Session VI - Pediatrics


Fri., 10/21/05 Pediatrics, Paper #24, 11:35 am

Screw Placement in Slipped Capital Femoral Epiphysis: Is Good the Enemy of Better?

Bobin Varghese, MD1 (n); Mohamad K. Allami, MD1 (n);
Mohammed Al Maiyah, MD2 (n); Peter V. Giannoudis, MD1 (n);
1St. James' University Hospital, Leeds, United Kingdom;
2James Cook University, Leeds, United Kingdom

Purpose: The goal of dynamic screw fixation for the treatment of slipped upper femoral epiphysis (SUFE) is to achieve physeal stability, to prevent further slippage, and to avoid premature physeal closure. A single dynamic hip screw is the recommended method of fixation, with current practice favoring the placement of the screw in the center of the femoral head on both anteroposterior and lateral planes. The purpose of this study was to investigate the correlation between the different positions of the screw to the prevalence of late slippage, osteonecrosis (ON), and chondrolysis.

Methods: In a retrospective study, the clinical notes and radiographs of 38 consecutive patients (61 hips) who underwent single screw fixation for SUFE between 1995 and 1999 were evaluated. All measurements were made by the principle author to minimize interobserver variation. Parameters of investigation included the type and degree of the slip (classified according to the systems by Loder and Southwick respectively), the position of the screw in the femoral head, the time to epiphyseal closure, the type of screw (Richards 6.5 mm, AO 7.3 mm), and the radiologic signs of chondrolysis and ON.

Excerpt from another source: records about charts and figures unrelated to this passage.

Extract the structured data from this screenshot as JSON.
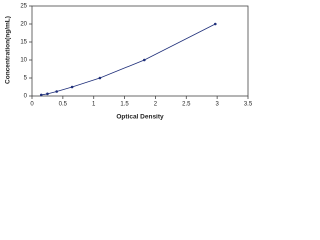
{
  "chart_data": {
    "type": "line",
    "x_label": "Optical Density",
    "y_label": "Concentration(ng/mL)",
    "x": [
      0.15,
      0.25,
      0.4,
      0.65,
      1.1,
      1.82,
      2.97
    ],
    "series": [
      {
        "color": "#1f2f7a",
        "values": [
          0.3,
          0.6,
          1.25,
          2.5,
          5,
          10,
          20
        ]
      }
    ],
    "xlim": [
      0,
      3.5
    ],
    "xticks": [
      0,
      0.5,
      1,
      1.5,
      2,
      2.5,
      3,
      3.5
    ],
    "ylim": [
      0,
      25
    ],
    "yticks": [
      0,
      5,
      10,
      15,
      20,
      25
    ],
    "markers": true
  }
}
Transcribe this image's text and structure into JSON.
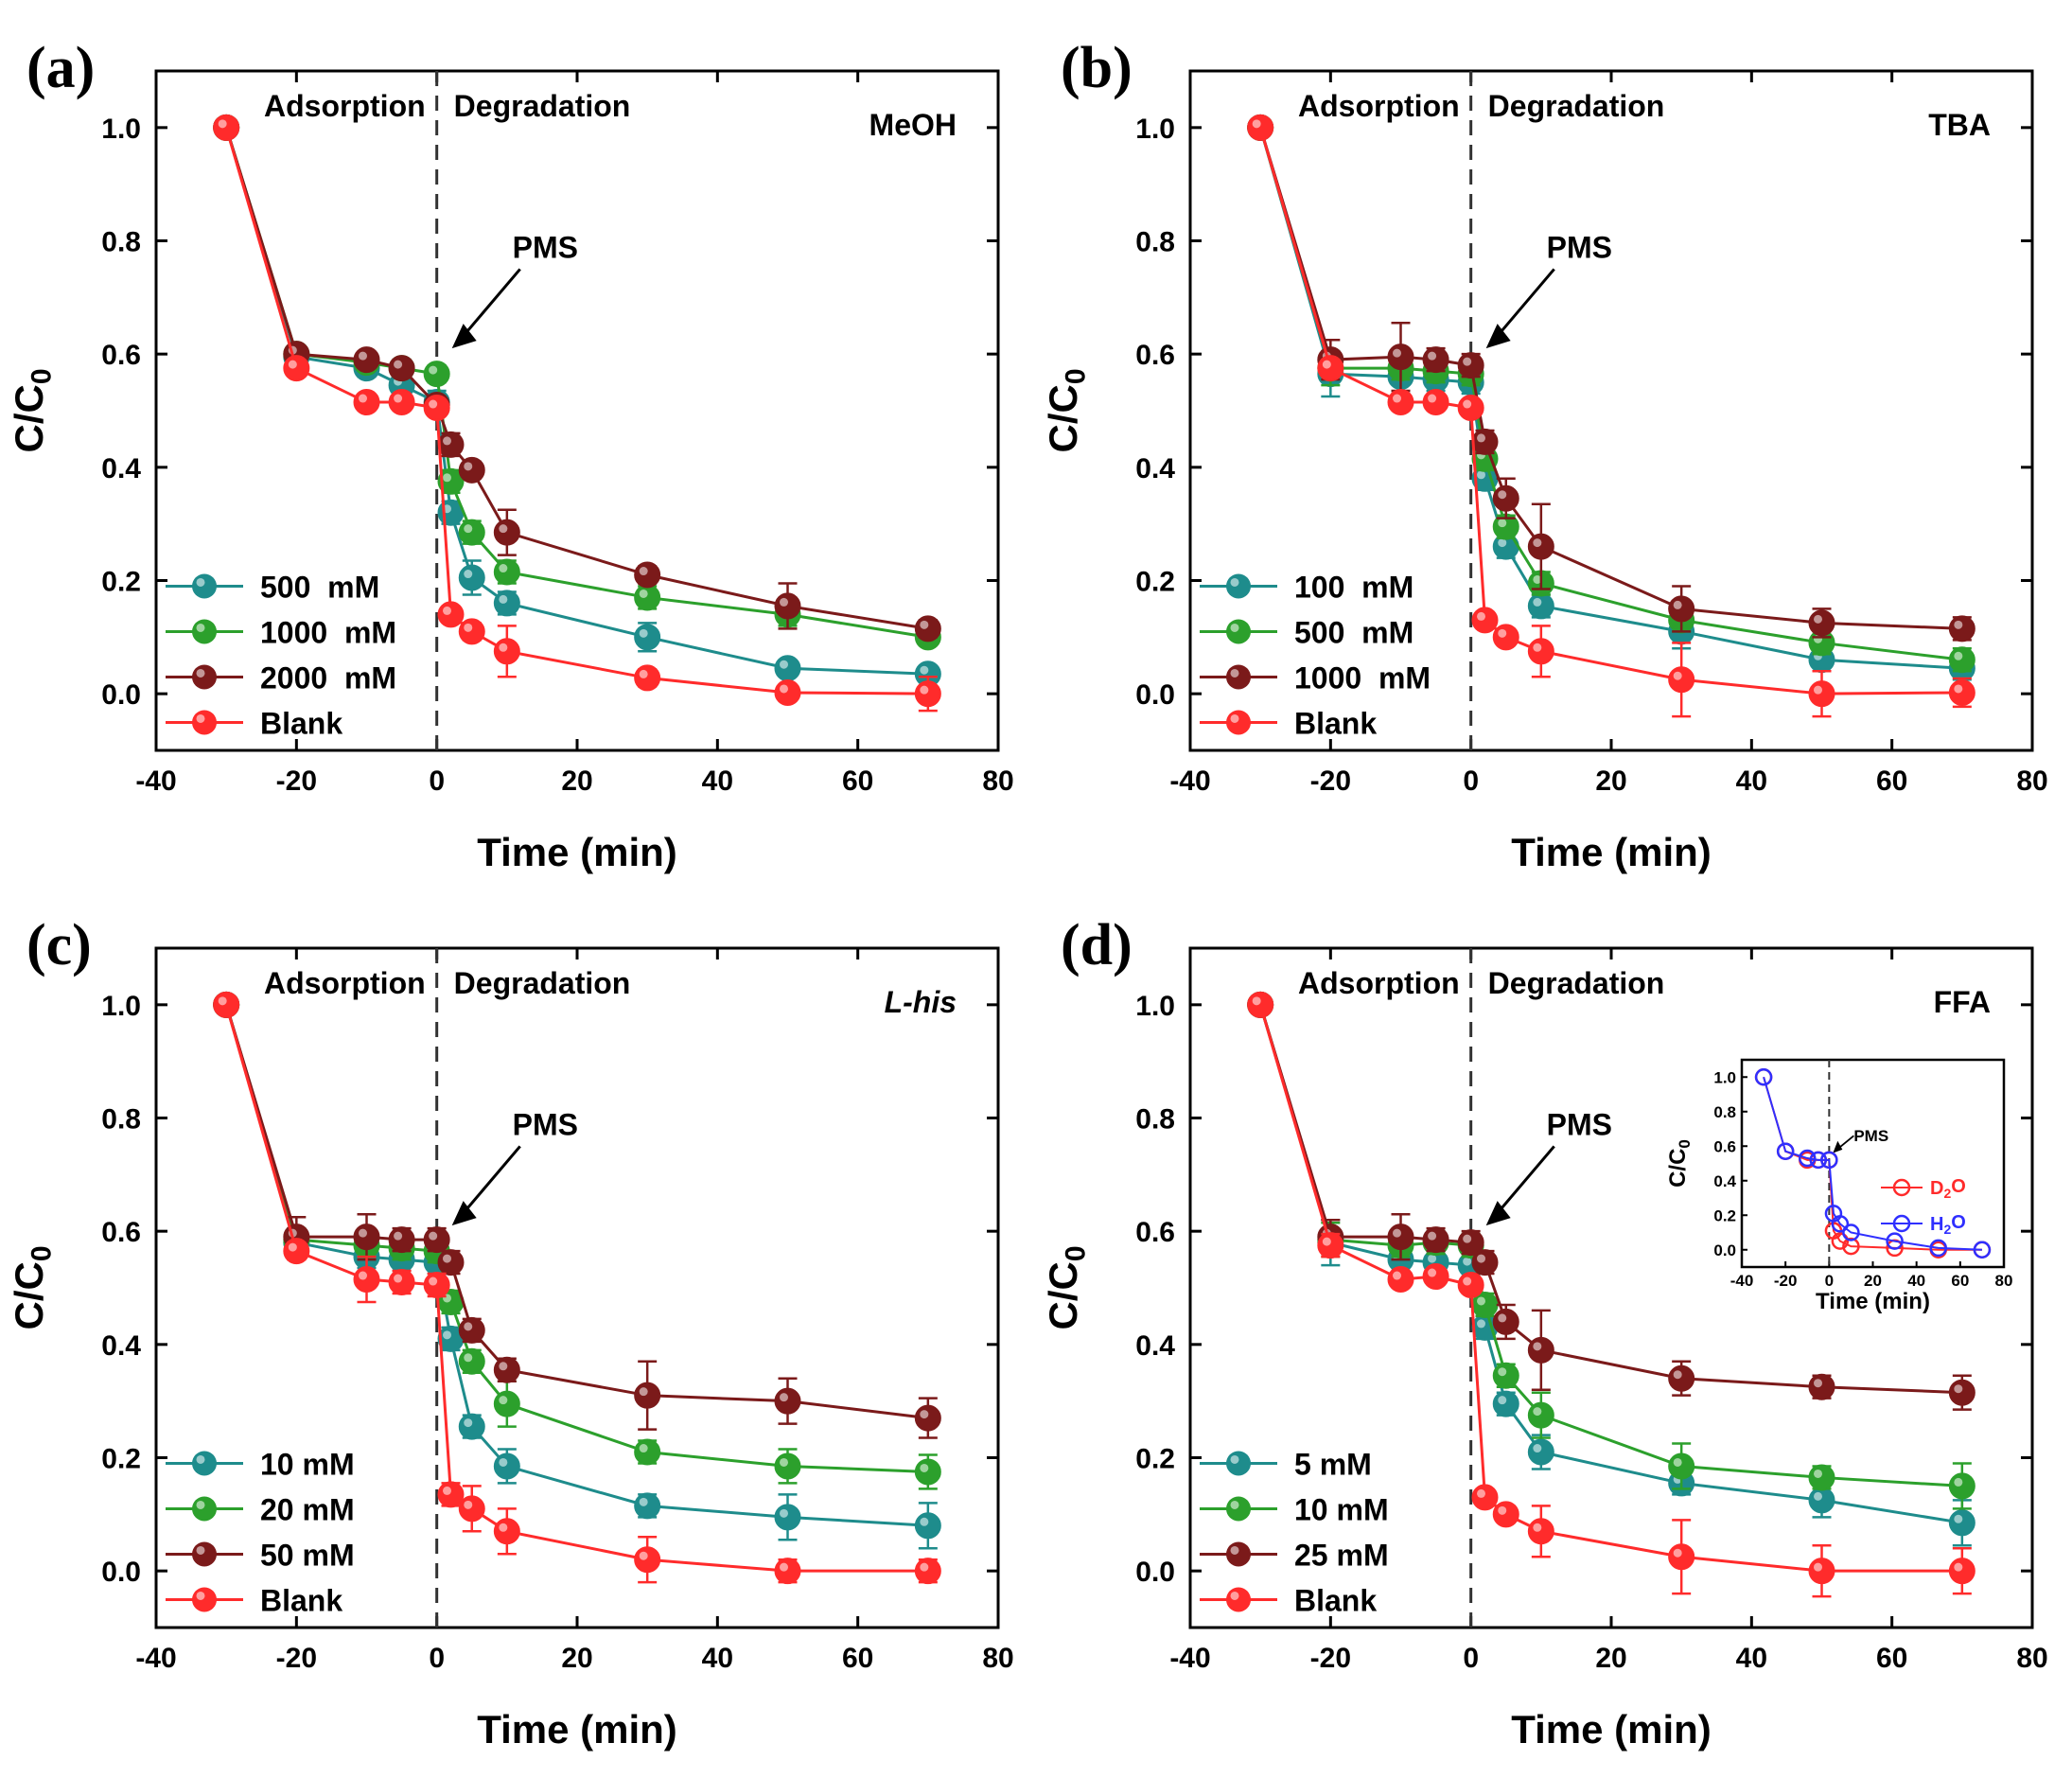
{
  "chart_data": [
    {
      "type": "line",
      "panel_label": "(a)",
      "annotation": "MeOH",
      "annotation_italic": false,
      "phase_labels": [
        "Adsorption",
        "Degradation"
      ],
      "arrow_label": "PMS",
      "xlabel": "Time (min)",
      "ylabel": "C/C0",
      "xlim": [
        -40,
        80
      ],
      "ylim": [
        -0.1,
        1.1
      ],
      "xticks": [
        -40,
        -20,
        0,
        20,
        40,
        60,
        80
      ],
      "yticks": [
        0.0,
        0.2,
        0.4,
        0.6,
        0.8,
        1.0
      ],
      "legend_position": "bottom-left",
      "x": [
        -30,
        -20,
        -10,
        -5,
        0,
        2,
        5,
        10,
        30,
        50,
        70
      ],
      "series": [
        {
          "name": "500  mM",
          "color": "#1e8c8c",
          "values": [
            1.0,
            0.595,
            0.575,
            0.545,
            0.515,
            0.32,
            0.205,
            0.16,
            0.1,
            0.045,
            0.035
          ],
          "errors": [
            0,
            0.01,
            0.015,
            0.02,
            0.02,
            0.02,
            0.03,
            0.02,
            0.025,
            0.01,
            0.01
          ]
        },
        {
          "name": "1000  mM",
          "color": "#2ca02c",
          "values": [
            1.0,
            0.6,
            0.585,
            0.575,
            0.565,
            0.375,
            0.285,
            0.215,
            0.17,
            0.14,
            0.1
          ],
          "errors": [
            0,
            0.01,
            0.01,
            0.015,
            0.015,
            0.02,
            0.02,
            0.02,
            0.02,
            0.02,
            0.01
          ]
        },
        {
          "name": "2000  mM",
          "color": "#7b1a1a",
          "values": [
            1.0,
            0.6,
            0.59,
            0.575,
            0.51,
            0.44,
            0.395,
            0.285,
            0.21,
            0.155,
            0.115
          ],
          "errors": [
            0,
            0.01,
            0.01,
            0.015,
            0.015,
            0.02,
            0.015,
            0.04,
            0.015,
            0.04,
            0.015
          ]
        },
        {
          "name": "Blank",
          "color": "#ff2b2b",
          "values": [
            1.0,
            0.575,
            0.515,
            0.515,
            0.505,
            0.14,
            0.11,
            0.075,
            0.028,
            0.002,
            0.0
          ],
          "errors": [
            0,
            0.01,
            0.01,
            0.01,
            0.01,
            0.01,
            0.015,
            0.045,
            0.015,
            0.01,
            0.03
          ]
        }
      ]
    },
    {
      "type": "line",
      "panel_label": "(b)",
      "annotation": "TBA",
      "annotation_italic": false,
      "phase_labels": [
        "Adsorption",
        "Degradation"
      ],
      "arrow_label": "PMS",
      "xlabel": "Time (min)",
      "ylabel": "C/C0",
      "xlim": [
        -40,
        80
      ],
      "ylim": [
        -0.1,
        1.1
      ],
      "xticks": [
        -40,
        -20,
        0,
        20,
        40,
        60,
        80
      ],
      "yticks": [
        0.0,
        0.2,
        0.4,
        0.6,
        0.8,
        1.0
      ],
      "legend_position": "bottom-left",
      "x": [
        -30,
        -20,
        -10,
        -5,
        0,
        2,
        5,
        10,
        30,
        50,
        70
      ],
      "series": [
        {
          "name": "100  mM",
          "color": "#1e8c8c",
          "values": [
            1.0,
            0.565,
            0.56,
            0.555,
            0.55,
            0.38,
            0.26,
            0.155,
            0.11,
            0.06,
            0.045
          ],
          "errors": [
            0,
            0.04,
            0.03,
            0.02,
            0.02,
            0.02,
            0.02,
            0.02,
            0.03,
            0.02,
            0.02
          ]
        },
        {
          "name": "500  mM",
          "color": "#2ca02c",
          "values": [
            1.0,
            0.575,
            0.575,
            0.57,
            0.565,
            0.415,
            0.295,
            0.195,
            0.13,
            0.09,
            0.06
          ],
          "errors": [
            0,
            0.03,
            0.02,
            0.02,
            0.02,
            0.02,
            0.02,
            0.02,
            0.02,
            0.02,
            0.02
          ]
        },
        {
          "name": "1000  mM",
          "color": "#7b1a1a",
          "values": [
            1.0,
            0.59,
            0.595,
            0.59,
            0.58,
            0.445,
            0.345,
            0.26,
            0.15,
            0.125,
            0.115
          ],
          "errors": [
            0,
            0.035,
            0.06,
            0.02,
            0.02,
            0.02,
            0.035,
            0.075,
            0.04,
            0.025,
            0.02
          ]
        },
        {
          "name": "Blank",
          "color": "#ff2b2b",
          "values": [
            1.0,
            0.575,
            0.515,
            0.515,
            0.505,
            0.13,
            0.1,
            0.075,
            0.025,
            0.0,
            0.002
          ],
          "errors": [
            0,
            0.015,
            0.01,
            0.01,
            0.01,
            0.01,
            0.01,
            0.045,
            0.065,
            0.04,
            0.025
          ]
        }
      ]
    },
    {
      "type": "line",
      "panel_label": "(c)",
      "annotation": "L-his",
      "annotation_italic": true,
      "phase_labels": [
        "Adsorption",
        "Degradation"
      ],
      "arrow_label": "PMS",
      "xlabel": "Time (min)",
      "ylabel": "C/C0",
      "xlim": [
        -40,
        80
      ],
      "ylim": [
        -0.1,
        1.1
      ],
      "xticks": [
        -40,
        -20,
        0,
        20,
        40,
        60,
        80
      ],
      "yticks": [
        0.0,
        0.2,
        0.4,
        0.6,
        0.8,
        1.0
      ],
      "legend_position": "bottom-left",
      "x": [
        -30,
        -20,
        -10,
        -5,
        0,
        2,
        5,
        10,
        30,
        50,
        70
      ],
      "series": [
        {
          "name": "10 mM",
          "color": "#1e8c8c",
          "values": [
            1.0,
            0.58,
            0.555,
            0.55,
            0.545,
            0.41,
            0.255,
            0.185,
            0.115,
            0.095,
            0.08
          ],
          "errors": [
            0,
            0.02,
            0.02,
            0.02,
            0.02,
            0.02,
            0.02,
            0.03,
            0.02,
            0.04,
            0.04
          ]
        },
        {
          "name": "20 mM",
          "color": "#2ca02c",
          "values": [
            1.0,
            0.585,
            0.575,
            0.57,
            0.565,
            0.475,
            0.37,
            0.295,
            0.21,
            0.185,
            0.175
          ],
          "errors": [
            0,
            0.02,
            0.02,
            0.02,
            0.02,
            0.02,
            0.02,
            0.04,
            0.02,
            0.03,
            0.03
          ]
        },
        {
          "name": "50 mM",
          "color": "#7b1a1a",
          "values": [
            1.0,
            0.59,
            0.59,
            0.585,
            0.585,
            0.545,
            0.425,
            0.355,
            0.31,
            0.3,
            0.27
          ],
          "errors": [
            0,
            0.035,
            0.04,
            0.02,
            0.02,
            0.02,
            0.02,
            0.02,
            0.06,
            0.04,
            0.035
          ]
        },
        {
          "name": "Blank",
          "color": "#ff2b2b",
          "values": [
            1.0,
            0.565,
            0.515,
            0.51,
            0.505,
            0.135,
            0.11,
            0.07,
            0.02,
            0.0,
            0.0
          ],
          "errors": [
            0,
            0.015,
            0.04,
            0.02,
            0.02,
            0.02,
            0.04,
            0.04,
            0.04,
            0.02,
            0.02
          ]
        }
      ]
    },
    {
      "type": "line",
      "panel_label": "(d)",
      "annotation": "FFA",
      "annotation_italic": false,
      "phase_labels": [
        "Adsorption",
        "Degradation"
      ],
      "arrow_label": "PMS",
      "xlabel": "Time (min)",
      "ylabel": "C/C0",
      "xlim": [
        -40,
        80
      ],
      "ylim": [
        -0.1,
        1.1
      ],
      "xticks": [
        -40,
        -20,
        0,
        20,
        40,
        60,
        80
      ],
      "yticks": [
        0.0,
        0.2,
        0.4,
        0.6,
        0.8,
        1.0
      ],
      "legend_position": "bottom-left",
      "x": [
        -30,
        -20,
        -10,
        -5,
        0,
        2,
        5,
        10,
        30,
        50,
        70
      ],
      "series": [
        {
          "name": "5 mM",
          "color": "#1e8c8c",
          "values": [
            1.0,
            0.58,
            0.55,
            0.545,
            0.54,
            0.43,
            0.295,
            0.21,
            0.155,
            0.125,
            0.085
          ],
          "errors": [
            0,
            0.04,
            0.02,
            0.02,
            0.02,
            0.02,
            0.02,
            0.03,
            0.02,
            0.03,
            0.04
          ]
        },
        {
          "name": "10 mM",
          "color": "#2ca02c",
          "values": [
            1.0,
            0.585,
            0.575,
            0.58,
            0.575,
            0.47,
            0.345,
            0.275,
            0.185,
            0.165,
            0.15
          ],
          "errors": [
            0,
            0.03,
            0.02,
            0.02,
            0.02,
            0.02,
            0.02,
            0.04,
            0.04,
            0.02,
            0.04
          ]
        },
        {
          "name": "25 mM",
          "color": "#7b1a1a",
          "values": [
            1.0,
            0.59,
            0.59,
            0.585,
            0.58,
            0.545,
            0.44,
            0.39,
            0.34,
            0.325,
            0.315
          ],
          "errors": [
            0,
            0.03,
            0.04,
            0.02,
            0.02,
            0.02,
            0.03,
            0.07,
            0.03,
            0.02,
            0.03
          ]
        },
        {
          "name": "Blank",
          "color": "#ff2b2b",
          "values": [
            1.0,
            0.575,
            0.515,
            0.52,
            0.505,
            0.13,
            0.1,
            0.07,
            0.025,
            0.0,
            0.0
          ],
          "errors": [
            0,
            0.02,
            0.01,
            0.01,
            0.01,
            0.01,
            0.01,
            0.045,
            0.065,
            0.045,
            0.04
          ]
        }
      ],
      "inset": {
        "arrow_label": "PMS",
        "xlabel": "Time (min)",
        "ylabel": "C/C0",
        "xlim": [
          -40,
          80
        ],
        "ylim": [
          -0.1,
          1.1
        ],
        "xticks": [
          -40,
          -20,
          0,
          20,
          40,
          60,
          80
        ],
        "yticks": [
          0.0,
          0.2,
          0.4,
          0.6,
          0.8,
          1.0
        ],
        "x": [
          -30,
          -20,
          -10,
          -5,
          0,
          2,
          5,
          10,
          30,
          50,
          70
        ],
        "series": [
          {
            "name": "D2O",
            "color": "#ff2b2b",
            "values": [
              1.0,
              0.57,
              0.52,
              0.52,
              0.52,
              0.11,
              0.05,
              0.02,
              0.01,
              0.0,
              0.0
            ]
          },
          {
            "name": "H2O",
            "color": "#2f2fff",
            "values": [
              1.0,
              0.57,
              0.53,
              0.52,
              0.52,
              0.21,
              0.15,
              0.1,
              0.05,
              0.01,
              0.0
            ]
          }
        ]
      }
    }
  ]
}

Results: The cohort contained 14 girls and 24 boys. The mean time for follow-up was 39 months (range, 18 to 56 months). There were 16 acute slips, 18 chronic slips, and 10 acute on chronic slips. 17 slips were treated prophylactically. Mild slip was encountered in 39 hips, moderate in 4, and severe in 1 hip. The central-central position was only achieved in 31 of 61 hips and in 24 of 39 hips (61%) with mild SUFE. The position of the screw in the other quadrants of the femoral head was almost evenly distributed for the remaining 30 hips. The most significant results of the study were : (1) no significant difference between the time to epiphyseal closure and the position of the screw; and (2) no late slippage, ON, or chondrolysis was observed in the series.

Conclusion: Our results showed that the position of the screw, other than in the center of the femoral head, has the ability to provide physeal stability and has no correlation to the premature closure of the epiphysis and the risk of ON. Central-central positioning of the screw has the potential advantage of avoiding the risk of lateral epiphyseal vessel injuries and penetration of the hip. It therefore minimizes the risk of ON and chondrolysis. However, to achieve this position, several attempts may be required by the treating surgeon. Such attempts may carry the potential hazard of joint surface penetration and therefore increase the risk of ON and chondrolysis. We therefore recommend that other positions be accepted if the optimal central position was not initially achieved, especially for the treatment of mild SUFE. This can be important from a medicolegal standpoint because surgeons have been criticized for not achieving adequate results in negligence cases.


If noted, the author indicates something of value received. The codes are identified as a-research or institutional support; b-miscellaneous funding; c-royalties; d-stock options; e-consultant or employee; n-no conflicts disclosed, and *disclosure not available at time of printing.